Mas o TSE sustentou que os resultados são "inalteráveis" e a Corte de Constitucionalidade (CC) ordenou, há uma semana, o Congresso a "garantir" a juramentação de Arévalo.
Em entrevista exclusiva à AFP, ao visitar o Panamá na terça-feira em um giro centro-americano, Arévalo falou de seu futuro governo e da ofensiva do Ministério Público após vencer as eleições.
- O Ministério Público não deu trégua. Ainda vê riscos ou está seguro de que assumirá a presidência?
Estou totalmente convencido. O que o Ministério Público fez foi fabricar casos, atuar sem nenhuma sustentação. Mas houve a resolução da CC e do TSE.
Isso não quer dizer que não siga fazendo tentativas, mas não terá sucesso. Não há dúvidas de que vamos assumir.
O apoio ao governo é amplíssimo. Há uma convergência de forças em defesa da democracia, determinada a fazer valer o resultado eleitoral e iniciar a mudança.
- É previsível que a perseguição continue. Como evitar a possibilidade de um "golpe de Estado institucional" ou "militar"?
Um golpe de Estado militar não aparece em nenhuma parte nesse cenário. O Exército como instituição tem estado totalmente fora da crise política.
O golpe de Estado em câmera lenta que se avizinhava ficou bloqueado com as resoluções da CC e do TSE. O golpe de Estado tentava, por meios judiciais, conseguir algumas condições de alteração da vontade popular e o resultado eleitoral. A CC bloqueou o caminho.
- Como governará com minoria no Congresso e promotores e juízes que, segundo o senhor, respondem aos corruptos?
Temos que lembrar que é um Congresso extremamente fragmentado: 16 partidos dividem os 160 assentos. Trabalhamos com a possibilidade de gerar condições de governabilidade mediante uma aliança ampla. Pediremos a renúncia da procuradora. E haverá eleição de juízes no próximo ano.
- Se retirarem sua imunidade, teme uma prisão? E, dado que parece ter muitos inimigos, teme pela sua vida?
Sobre uma prisão, os casos que foram tratados pelo Ministério Público são espúrios, não têm nenhuma evidência.

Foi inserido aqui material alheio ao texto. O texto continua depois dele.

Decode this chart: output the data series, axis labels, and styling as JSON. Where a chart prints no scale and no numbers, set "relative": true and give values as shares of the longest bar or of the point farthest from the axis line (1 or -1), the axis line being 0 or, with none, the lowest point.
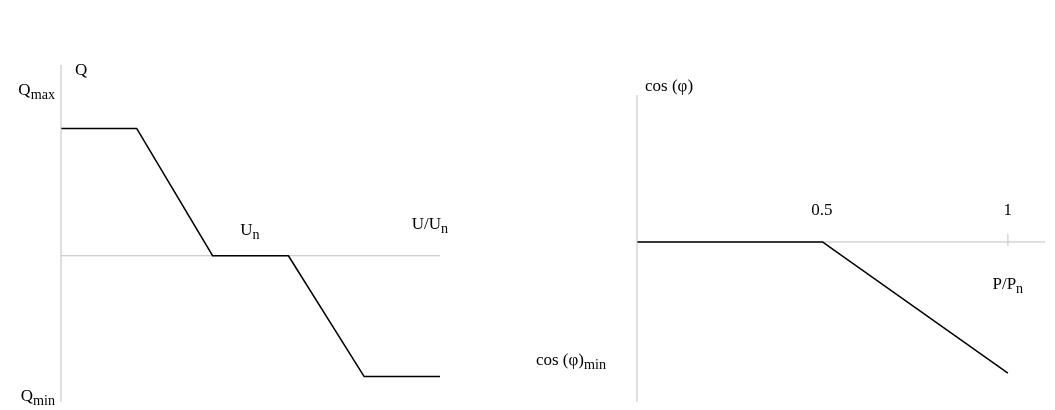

Das ameaças que há sobre um possível atentado físico, estamos tomando as medidas de proteção necessárias para evitá-lo.
- Na política exterior, considera estabelecer relações com a China?
Não vamos deixar de ter relações com Taiwan, vamos mantê-las.
- O que espera da comunidade internacional depois de 14 de janeiro?
Seu apoio tem sido fundamental para nos defender da intentona golpista. Esperamos que esse apoio se amplie para a cooperação e o investimento para o desenvolvimento do país.
- O que está em jogo na Guatemala?
A possibilidade de realmente retomar a construção de um Estado democrático. Começaremos um processo para recuperar as instituições públicas. O que está em jogo é a democracia.